'screen' is a terminal multiplexer, which lets you run multiple virtual terminal screen-windows in a single window-manager-window (e.g. an X11 xterm or a Mac Terminal window). You can also put your screen session into multiple window-manager-windows, disconnect from them, and reconnect to them later, e.g. on a remote server you can run a screen session, disconnect, log out, log back in from somewhere else, and reconnect, with no disruption whatsoever to the terminals within your session.
.screenrc
Your .screenrc file configures how screen works. Settings that JBS likes:
escape ^\^\ hardstatus off hardstatus string '[BBN screen %n%? (%t%?)] %h' startup_message off term vt100 vbell off bind \\ bind ^h prev
The first in particular is very handy, substituting Ctrl-\ as the screen escape character, which is helpful if you like to use Emacs (or any other program that uses Ctrl-A to do something useful). Check the man page for more info about the others, or ask JBS.
Using screen as a serial terminal
Aside from the usual awesome things you can do with screen, you can also use it as a serial terminal, like 'tip' or 'cua'.
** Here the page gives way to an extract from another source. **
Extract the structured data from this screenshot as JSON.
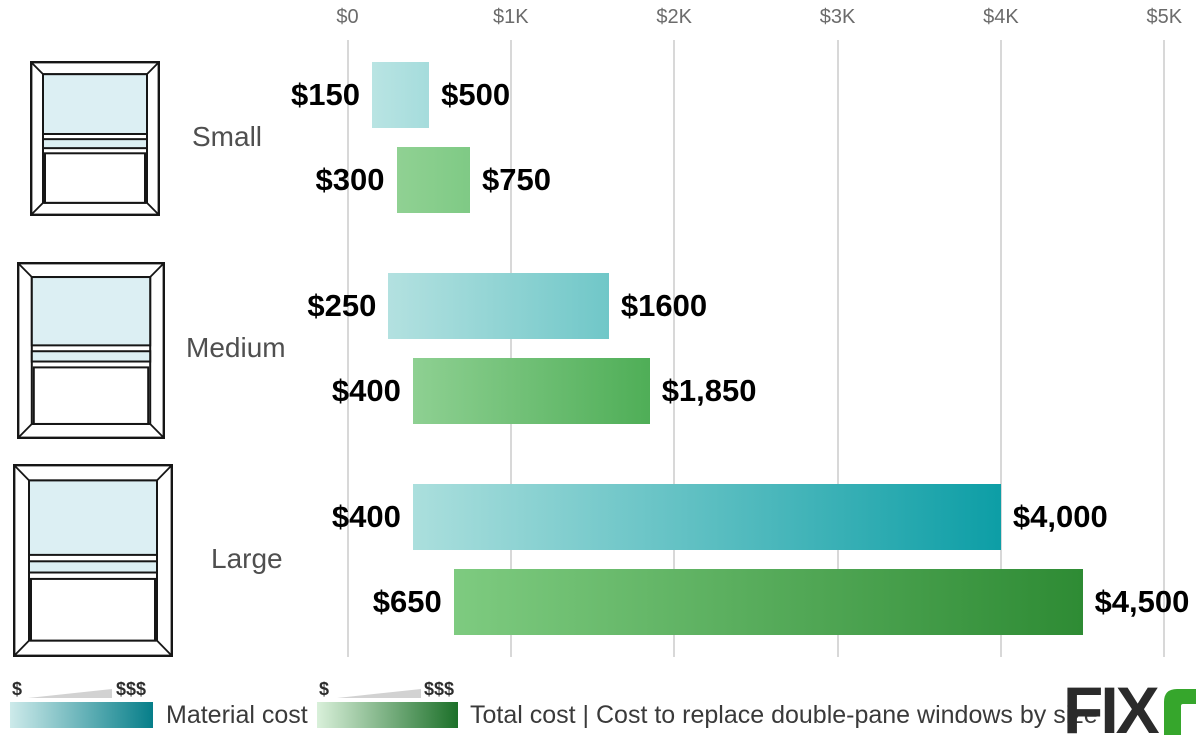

To start up a screen session that way, on Ubuntu, do
screen /dev/ttyS0
(or replace /dev/ttyS0 with whatever your serial terminal device is, if you're not running Ubuntu).
To open a new serial terminal window in an existing screen session, do
Ctrl-\ : screen /dev/ttyS0
(assuming you've set Ctrl-\ as your escape character; and that /dev/ttyS0 is your serial device).